XV

Au matin, elle sommeillait encore dans sa chambre encourtinée, lorsque Méléagant vint lui rendre visite, comme il avait coutume. D’abord qu’il entra, il aperçut les traces de sang frais sur les draps. Il alla au lit de Keu dans la pièce voisine et le vit pareillement taché : car les blessures du sénéchal s’étaient rouvertes durant la nuit.

— Dame, voici du nouveau ! s’écria-t-il. Mon père vous a très bien gardée de moi, mais très mal de Keu le sénéchal. Et c’est grande déloyauté à vous que d’avoir honni l’un des plus prud’hommes du monde pour en choisir le plus mauvais !

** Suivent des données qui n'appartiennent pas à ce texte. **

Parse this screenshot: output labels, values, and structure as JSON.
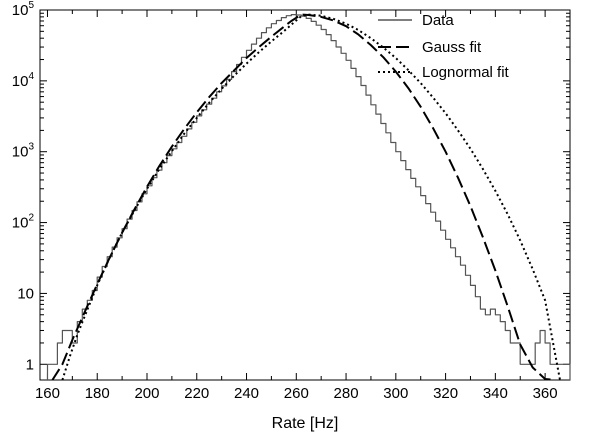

À ces mots, Keu, pour souffrant qu’il fut, ne put se tenir de crier qu’il était prêt à se défendre d’une telle injure ou par épreuves ou par bataille. Mais Méléagant, sans lui répondre, envoya quérir son père. Et lorsque le roi Baudemagu eut vu les draps sanglants :

— Dame, dit-il, vous avez mal agi !

— Sire, répondit la reine, je ne mets pas mon corps au marché ! Bien souvent, la nuit, le nez me saigne. Que Dieu ne me pardonne jamais, si c’est Keu qui porta ce sang dans mon lit ! Voyez, fit-elle à Lancelot qui était venu avec le roi, pour quelle femme on me tient et de quoi l’on m’accuse !

— Dame, dit celui-ci, il n’y a au monde chevalier contre qui je ne vous en défende.

— Si vous l’osez nier, je suis tout prêt à le prouver contre vous ! s’écria Méléagant.

— Comment ? Êtes-vous donc déjà guéri des plaies que je vous fis hier ?

— Je n’ai plaie, dit Méléagant, qui puisse m’empêcher de soutenir le droit.

— Dieu m’aide ! dit Lancelot, puisqu’il vous en faut encore, allez vous faire armer !

Bientôt les deux chevaliers se trouvèrent sur la place, et le roi avec eux.

— Sire, dit Lancelot, une bataille pour une si haute chose ne saurait être faite sans serment.

Le roi fit apporter les meilleures reliques qu’on put trouver, et tous deux se mirent à genoux.

— Par Dieu et par tous les saints, dit Méléagant, c’est le sang de Keu le sénéchal que je vis au lit de la reine !

— Par Dieu et par tous les saints, dit Lancelot, vous en êtes parjure !

Alors ils enfourchèrent leurs destriers et laissèrent courre : leurs lances se brisèrent, et ils se heurtèrent de leurs chevaux, de leurs écus, de leurs corps, si rudement qu’ils touchèrent de l’échine l’arçon d’arrière ; mais Méléagant vola par-dessus la croupe de son destrier. Aussitôt Lancelot saute à terre, dégaine, jette l’écu sur sa tête et court à celui qu’il hait à mort. Méléagant se défend en bon chevalier, car il était preux, s’il était traître et félon ; mais sa blessure s’était remise à saigner et Lancelot le pressait plus vivement qu’il n’avait fait la première fois.

Quand le roi vit qu’à nouveau la bataille tournait mal pour son fils, il ne put le souffrir : il fut encore implorer la reine au nom de Dieu et des services qu’il lui avait rendus.

— Sire, dit-elle, allez les départir.

Et le roi s’empressa de mander à Lancelot que la reine voulait qu’il laissât maintenant la bataille.

— Dame, le voulez-vous ? cria Lancelot.

— Oui, fit-elle.

— Et vous ? demanda Lancelot à Méléagant.

— Oui, car je vous retrouverai quand il me plaira.

Lancelot mit à regret son épée au fourreau, disant à son adversaire qu’il sût bien que c’était par force. Puis il passa la journée avec sa dame, et le lendemain il repartit, comme il devait, vers le pont Sous l’Eau, en quête de monseigneur Gauvain, accompagné de quarante chevaliers.